Без сомнения, попытки ее увенчались бы успехом – что был высохший от годов Игнат Трофимыч против ее могучей цветущей плоти? – но уж слишком сильно она рявкнула, и пятившийся Игнат Трофимыч отлетел от ее рявка назад, будто отброшенный ураганным порывом ветра, наскочил на отозвавшуюся пустым гулом собачью будку, и Верный наконец проявил признаки жизни – взлаял там внутри с утробной силой и загремел цепью, выбираясь наружу. Ягодицы у Игната Трофимыча передернуло судорогой предощущения клыков, и, не отдавая себе отчета в своих действиях, он с молодой лихостью развернулся и метнулся к дыре в заборе, оставив где-то на Марсельезовом дворе на произвол судьбы Рябую.
– Фас, Верный, фас! Ату его! – достиг слуха Игната Трофимыча крик Марсельезы. И, перекрывая его, бил в барабанные перепонки ухающий лай ее кобеля, страшно и жутко гремевшего цепью.
Только когда оказался у себя в огороде, и осознал Игнат Трофимыч, что никто за ним не гонится, ни Марсельеза, ни ее кобель, что Верный вообще оставался всю эту пору прицепленным к проволоке, позволявшей ему гонять лишь поперек двора.

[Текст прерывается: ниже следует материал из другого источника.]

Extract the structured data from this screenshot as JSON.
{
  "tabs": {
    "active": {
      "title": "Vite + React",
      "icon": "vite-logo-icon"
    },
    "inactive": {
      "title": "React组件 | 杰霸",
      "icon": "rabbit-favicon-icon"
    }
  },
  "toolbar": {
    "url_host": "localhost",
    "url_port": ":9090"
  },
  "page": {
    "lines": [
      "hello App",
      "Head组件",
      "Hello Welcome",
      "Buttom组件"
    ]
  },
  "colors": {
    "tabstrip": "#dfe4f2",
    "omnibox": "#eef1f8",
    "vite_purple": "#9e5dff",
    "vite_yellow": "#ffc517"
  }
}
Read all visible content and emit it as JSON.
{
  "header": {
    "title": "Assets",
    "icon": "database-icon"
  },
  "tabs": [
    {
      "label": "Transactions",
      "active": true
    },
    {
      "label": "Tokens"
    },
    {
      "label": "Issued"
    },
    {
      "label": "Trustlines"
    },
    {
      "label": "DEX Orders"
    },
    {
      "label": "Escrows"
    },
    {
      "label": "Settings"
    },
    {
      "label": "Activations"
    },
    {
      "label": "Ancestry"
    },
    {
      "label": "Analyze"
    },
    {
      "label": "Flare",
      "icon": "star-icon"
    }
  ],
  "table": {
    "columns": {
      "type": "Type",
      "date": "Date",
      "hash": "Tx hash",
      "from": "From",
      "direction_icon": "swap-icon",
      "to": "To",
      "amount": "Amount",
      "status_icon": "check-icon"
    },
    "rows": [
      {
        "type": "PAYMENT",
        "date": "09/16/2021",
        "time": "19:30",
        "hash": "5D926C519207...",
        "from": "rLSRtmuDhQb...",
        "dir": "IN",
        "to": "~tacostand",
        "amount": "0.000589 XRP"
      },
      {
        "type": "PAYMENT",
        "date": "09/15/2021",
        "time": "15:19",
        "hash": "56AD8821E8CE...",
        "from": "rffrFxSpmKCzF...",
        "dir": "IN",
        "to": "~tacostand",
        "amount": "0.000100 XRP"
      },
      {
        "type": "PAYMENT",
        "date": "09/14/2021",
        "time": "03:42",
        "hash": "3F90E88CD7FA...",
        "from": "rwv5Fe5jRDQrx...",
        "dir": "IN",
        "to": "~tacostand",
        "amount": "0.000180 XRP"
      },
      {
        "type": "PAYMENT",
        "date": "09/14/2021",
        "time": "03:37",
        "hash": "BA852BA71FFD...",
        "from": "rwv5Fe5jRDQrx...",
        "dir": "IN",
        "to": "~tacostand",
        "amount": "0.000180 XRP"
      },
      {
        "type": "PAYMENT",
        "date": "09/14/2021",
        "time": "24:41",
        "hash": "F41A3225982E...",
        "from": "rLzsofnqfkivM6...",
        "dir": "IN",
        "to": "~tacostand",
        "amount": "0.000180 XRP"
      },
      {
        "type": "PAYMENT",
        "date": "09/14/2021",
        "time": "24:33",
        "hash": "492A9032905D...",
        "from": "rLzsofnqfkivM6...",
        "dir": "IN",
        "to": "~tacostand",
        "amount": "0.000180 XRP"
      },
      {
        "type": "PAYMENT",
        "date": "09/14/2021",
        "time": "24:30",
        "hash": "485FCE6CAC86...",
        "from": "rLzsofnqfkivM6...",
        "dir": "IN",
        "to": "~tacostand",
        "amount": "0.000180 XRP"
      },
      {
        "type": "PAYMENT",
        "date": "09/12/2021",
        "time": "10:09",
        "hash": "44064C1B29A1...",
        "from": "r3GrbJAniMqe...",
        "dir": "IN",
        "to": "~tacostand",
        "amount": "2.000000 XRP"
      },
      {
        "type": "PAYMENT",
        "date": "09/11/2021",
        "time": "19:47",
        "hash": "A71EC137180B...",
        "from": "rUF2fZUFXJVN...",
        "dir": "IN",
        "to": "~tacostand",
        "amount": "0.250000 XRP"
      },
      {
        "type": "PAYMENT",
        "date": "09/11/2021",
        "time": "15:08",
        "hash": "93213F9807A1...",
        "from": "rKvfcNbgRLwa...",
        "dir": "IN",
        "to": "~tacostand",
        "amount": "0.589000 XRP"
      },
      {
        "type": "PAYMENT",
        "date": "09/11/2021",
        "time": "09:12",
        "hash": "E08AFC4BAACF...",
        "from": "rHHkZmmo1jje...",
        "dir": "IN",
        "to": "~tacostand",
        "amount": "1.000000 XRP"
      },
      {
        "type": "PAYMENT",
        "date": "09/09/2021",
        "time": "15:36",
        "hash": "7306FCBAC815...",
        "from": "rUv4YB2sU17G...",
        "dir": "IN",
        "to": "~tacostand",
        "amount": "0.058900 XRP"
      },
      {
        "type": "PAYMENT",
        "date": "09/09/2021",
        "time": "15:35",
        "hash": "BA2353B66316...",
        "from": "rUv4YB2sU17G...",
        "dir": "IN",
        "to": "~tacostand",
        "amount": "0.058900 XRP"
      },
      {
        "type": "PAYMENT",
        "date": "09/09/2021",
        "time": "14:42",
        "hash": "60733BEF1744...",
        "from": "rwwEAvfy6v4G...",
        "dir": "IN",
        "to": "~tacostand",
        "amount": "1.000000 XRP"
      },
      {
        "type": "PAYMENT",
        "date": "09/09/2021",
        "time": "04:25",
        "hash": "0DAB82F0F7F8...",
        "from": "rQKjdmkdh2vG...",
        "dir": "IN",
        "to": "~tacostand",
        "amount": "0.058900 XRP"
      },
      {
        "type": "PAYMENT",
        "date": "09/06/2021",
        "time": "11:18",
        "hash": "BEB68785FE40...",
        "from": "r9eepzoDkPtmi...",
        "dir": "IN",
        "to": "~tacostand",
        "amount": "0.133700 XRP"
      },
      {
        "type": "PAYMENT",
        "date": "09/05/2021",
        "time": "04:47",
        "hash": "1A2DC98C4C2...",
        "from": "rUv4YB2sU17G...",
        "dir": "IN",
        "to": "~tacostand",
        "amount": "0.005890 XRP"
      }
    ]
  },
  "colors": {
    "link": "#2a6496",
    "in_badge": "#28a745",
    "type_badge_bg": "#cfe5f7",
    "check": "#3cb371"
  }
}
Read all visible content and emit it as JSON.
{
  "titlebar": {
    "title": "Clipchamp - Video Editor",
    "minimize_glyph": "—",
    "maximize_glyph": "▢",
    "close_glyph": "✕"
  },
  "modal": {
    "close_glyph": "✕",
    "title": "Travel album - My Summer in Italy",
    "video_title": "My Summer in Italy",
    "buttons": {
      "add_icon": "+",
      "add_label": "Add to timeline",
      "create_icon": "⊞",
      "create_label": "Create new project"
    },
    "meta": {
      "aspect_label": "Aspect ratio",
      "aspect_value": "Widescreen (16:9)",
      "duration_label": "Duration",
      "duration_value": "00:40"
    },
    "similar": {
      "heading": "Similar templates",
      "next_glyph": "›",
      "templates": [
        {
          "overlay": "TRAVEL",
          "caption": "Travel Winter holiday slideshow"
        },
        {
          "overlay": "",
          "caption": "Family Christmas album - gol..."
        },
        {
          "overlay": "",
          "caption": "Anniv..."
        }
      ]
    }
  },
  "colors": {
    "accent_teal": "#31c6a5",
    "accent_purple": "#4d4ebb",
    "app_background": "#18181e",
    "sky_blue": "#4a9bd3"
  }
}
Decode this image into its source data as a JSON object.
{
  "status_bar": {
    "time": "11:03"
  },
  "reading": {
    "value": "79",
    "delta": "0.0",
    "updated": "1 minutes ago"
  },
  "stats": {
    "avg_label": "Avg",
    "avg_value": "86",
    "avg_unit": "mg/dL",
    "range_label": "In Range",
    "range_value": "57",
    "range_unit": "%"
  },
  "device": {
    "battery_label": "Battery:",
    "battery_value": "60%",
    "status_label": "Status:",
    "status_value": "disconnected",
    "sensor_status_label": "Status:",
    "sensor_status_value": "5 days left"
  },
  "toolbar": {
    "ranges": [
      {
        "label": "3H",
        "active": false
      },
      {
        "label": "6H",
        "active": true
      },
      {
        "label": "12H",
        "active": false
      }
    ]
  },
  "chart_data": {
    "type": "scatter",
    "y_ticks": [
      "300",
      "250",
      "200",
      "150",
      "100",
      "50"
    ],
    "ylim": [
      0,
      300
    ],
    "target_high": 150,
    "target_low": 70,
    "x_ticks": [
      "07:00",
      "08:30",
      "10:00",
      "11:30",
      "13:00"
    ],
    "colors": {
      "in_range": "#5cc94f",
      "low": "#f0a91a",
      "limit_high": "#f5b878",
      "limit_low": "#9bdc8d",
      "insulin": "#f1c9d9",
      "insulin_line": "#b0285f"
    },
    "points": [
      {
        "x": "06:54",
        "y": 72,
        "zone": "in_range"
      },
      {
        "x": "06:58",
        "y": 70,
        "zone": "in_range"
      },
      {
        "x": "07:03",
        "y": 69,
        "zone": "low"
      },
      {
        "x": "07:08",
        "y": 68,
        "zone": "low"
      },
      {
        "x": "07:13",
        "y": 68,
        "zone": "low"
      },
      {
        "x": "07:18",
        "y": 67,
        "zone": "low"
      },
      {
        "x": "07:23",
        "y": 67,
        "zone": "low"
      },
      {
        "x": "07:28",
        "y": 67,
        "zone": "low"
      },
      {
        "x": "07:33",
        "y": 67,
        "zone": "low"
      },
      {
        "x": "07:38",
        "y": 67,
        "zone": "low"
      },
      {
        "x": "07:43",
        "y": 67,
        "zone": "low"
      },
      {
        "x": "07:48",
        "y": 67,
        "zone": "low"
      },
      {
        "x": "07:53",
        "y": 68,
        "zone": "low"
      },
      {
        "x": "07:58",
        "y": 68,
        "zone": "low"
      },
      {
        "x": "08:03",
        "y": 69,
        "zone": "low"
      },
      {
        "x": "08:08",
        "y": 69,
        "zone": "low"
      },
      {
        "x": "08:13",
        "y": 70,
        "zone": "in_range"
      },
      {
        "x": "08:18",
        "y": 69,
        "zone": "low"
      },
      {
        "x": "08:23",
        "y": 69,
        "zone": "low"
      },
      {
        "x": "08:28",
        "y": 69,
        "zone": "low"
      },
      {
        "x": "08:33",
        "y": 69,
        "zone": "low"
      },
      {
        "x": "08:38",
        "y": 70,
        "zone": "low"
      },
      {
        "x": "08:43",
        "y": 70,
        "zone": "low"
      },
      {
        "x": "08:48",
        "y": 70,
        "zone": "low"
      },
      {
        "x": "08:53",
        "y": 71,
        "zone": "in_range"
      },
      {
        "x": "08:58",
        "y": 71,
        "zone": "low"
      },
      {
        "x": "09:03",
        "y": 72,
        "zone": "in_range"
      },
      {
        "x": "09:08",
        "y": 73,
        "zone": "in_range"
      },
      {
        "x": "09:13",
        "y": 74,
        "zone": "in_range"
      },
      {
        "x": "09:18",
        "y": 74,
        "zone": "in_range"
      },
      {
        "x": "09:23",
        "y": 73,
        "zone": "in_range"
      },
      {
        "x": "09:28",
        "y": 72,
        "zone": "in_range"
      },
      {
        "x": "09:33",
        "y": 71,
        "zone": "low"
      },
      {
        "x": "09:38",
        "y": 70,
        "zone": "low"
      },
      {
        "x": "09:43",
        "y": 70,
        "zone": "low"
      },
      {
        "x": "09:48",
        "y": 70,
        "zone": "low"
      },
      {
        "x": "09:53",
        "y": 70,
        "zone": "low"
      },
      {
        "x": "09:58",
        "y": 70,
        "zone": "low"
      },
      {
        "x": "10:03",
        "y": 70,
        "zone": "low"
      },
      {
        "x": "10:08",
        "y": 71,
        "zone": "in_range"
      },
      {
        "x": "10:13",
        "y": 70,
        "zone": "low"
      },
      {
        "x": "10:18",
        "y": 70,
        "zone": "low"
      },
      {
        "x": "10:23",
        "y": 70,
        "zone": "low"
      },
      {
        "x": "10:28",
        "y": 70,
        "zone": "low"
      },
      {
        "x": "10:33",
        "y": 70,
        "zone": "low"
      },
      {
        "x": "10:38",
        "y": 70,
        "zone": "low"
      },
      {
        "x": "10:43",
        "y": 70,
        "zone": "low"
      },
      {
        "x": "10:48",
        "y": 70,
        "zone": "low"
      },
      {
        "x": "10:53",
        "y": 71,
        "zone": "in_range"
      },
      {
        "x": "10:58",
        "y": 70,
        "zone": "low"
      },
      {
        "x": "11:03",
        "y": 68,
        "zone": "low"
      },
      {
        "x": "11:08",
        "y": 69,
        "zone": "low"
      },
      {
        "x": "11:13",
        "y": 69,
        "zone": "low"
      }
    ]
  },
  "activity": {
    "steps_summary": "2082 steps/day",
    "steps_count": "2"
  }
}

– О Господи, воля твоя! – выдохнулось у Игната Трофимыча.
– Отдай брильянты! Отдай мои брильянты! – кричала через забор Марсельеза – и вдруг захохотала, звучно всхлопнула ладонями и пошла по двору в нужник. – Смотри, в другой раз отберу! – погрозила она пальцем Игнату Трофимычу, но уже благодушно, расслабленно, и Игнат Трофимыч понял, что помилован за нынешний свой безбилетный проезд, прощен, но лишь за нынешний, а случится что подобное снова – уж непременно будет оштрафован.
– Дуся… ты это, – сказал он слабым голосом, сам еле слыша себя, – Рябую-то… прогони. Задавит ее ненароком твой Верный.
– Задавит – и правильно сделает, – ответила ему Евдокия Порфирьевна, продолжая шествовать в нужник и не останавливаясь. – Вон где дурная твоя ходит, – указала она пальцем, и Игнат Трофимыч, посмотрев, куда она указала, увидел, что Рябая преспокойнейшим образом разгуливает уже в родном огороде, и по невиннейшему ее виду никак не скажешь, что тут она сейчас устроила.
Но это было еще лишь утро, не раннее уже, но и совсем даже не позднее, а день еще весь был впереди, только начинался.